The temporal discrepancy highlights a big problem. The financial sector, through the Glasgow Financial Alliance for Net Zero (GFANZ), representing over $130 trillion in assets, has committed to alignment with the Paris Agreement climate goal of maintaining global warming to within 1.5ºC of pre-industrial levels. However, the financial sector uses a tool that synchronises time, while the carbon accounting sector uses a tool that sums across time. If the carbon accounting tool is not fit-for-purpose for the making of financial decisions, then the $130 trillion may be misallocated.
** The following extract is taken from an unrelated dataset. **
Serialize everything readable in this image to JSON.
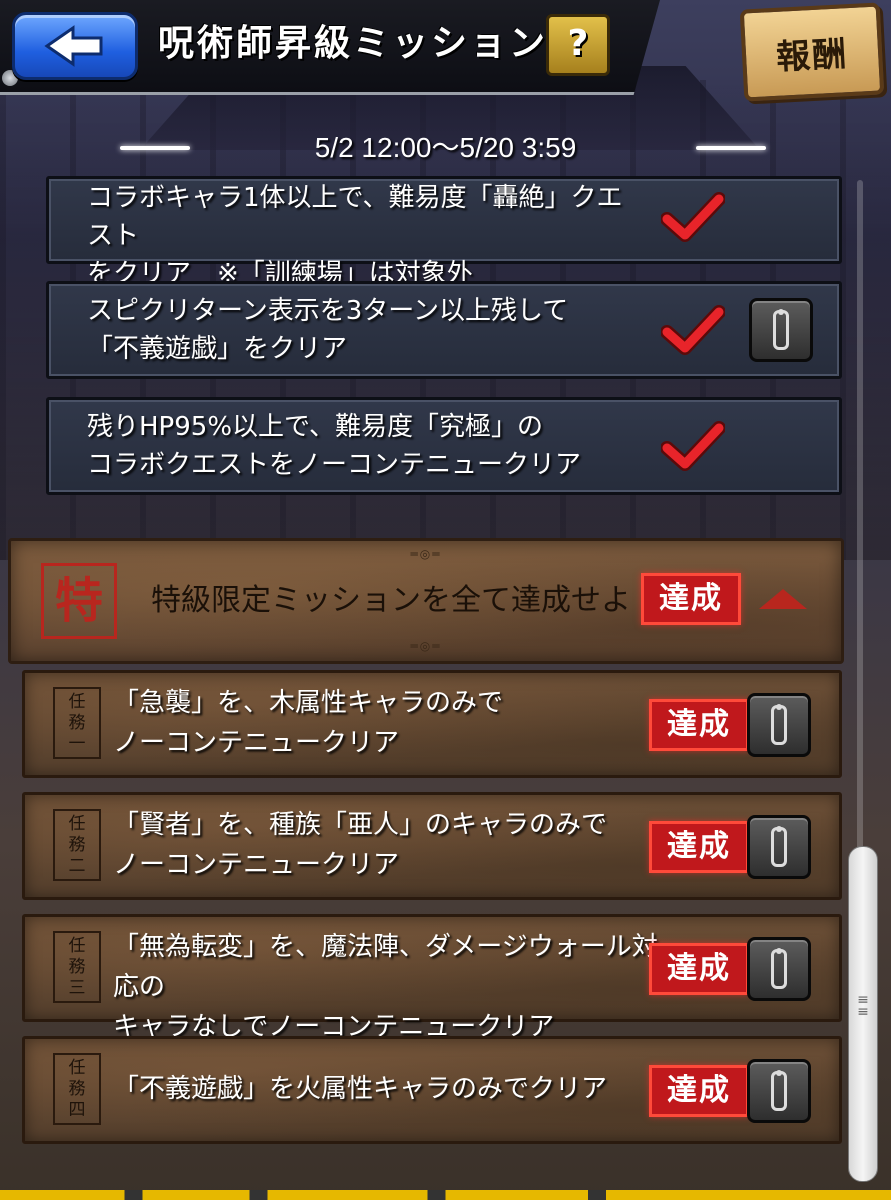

Fixing this problem begins with the insight that both financial accounting and LCA can be represented as an information architecture. The financial accounting information architecture was designed to represent the passage of time, with the past, present and future kept distinct. Historical costs are recorded on the balance sheet (ignoring fair market valuation for now), present costs are recorded on a profit and loss statement, and future costs are modelled on a pro forma. The treatment of past costs is different to the treatment of future projections.

My research applies the information architecture of financial accounting to LCA. I call the system General Purpose Life Cycle Assessment (GP-LCA) to show its parallel to General Purpose Financial Statements. Whereas financial reports consist of a balance sheet, profit and loss statement, and cashflow statement, I am proposing a GHG balance sheet, release and withdrawal statement, and GHG flow statement. Showing the GHG data in this format delineates stocks from flows, separates out past, present, and future GHGs, and creates a dataset that many stakeholders can use for further analysis. For example, engineers can still perform an LCA by summing together numbers from the three statements, and Scope 1, 2, and 3 can still be calculated with different combinations of items. Importantly, because GP-LCA is based on transactional data used to build financial statements, the system is aligned with management control systems, enabling leaders to analyse choices that maximise financial returns while minimising GHG emissions.

Closer to home, Mansfield is in the early stages of a project to redevelop the south side of the College site. The project team is already evaluating upfront construction costs and ongoing operational costs as part of the process. By wisely incorporating temporal attributes into carbon accounting, the upfront embodied carbon and ongoing operational carbon figures can also influence the sustainability of any design.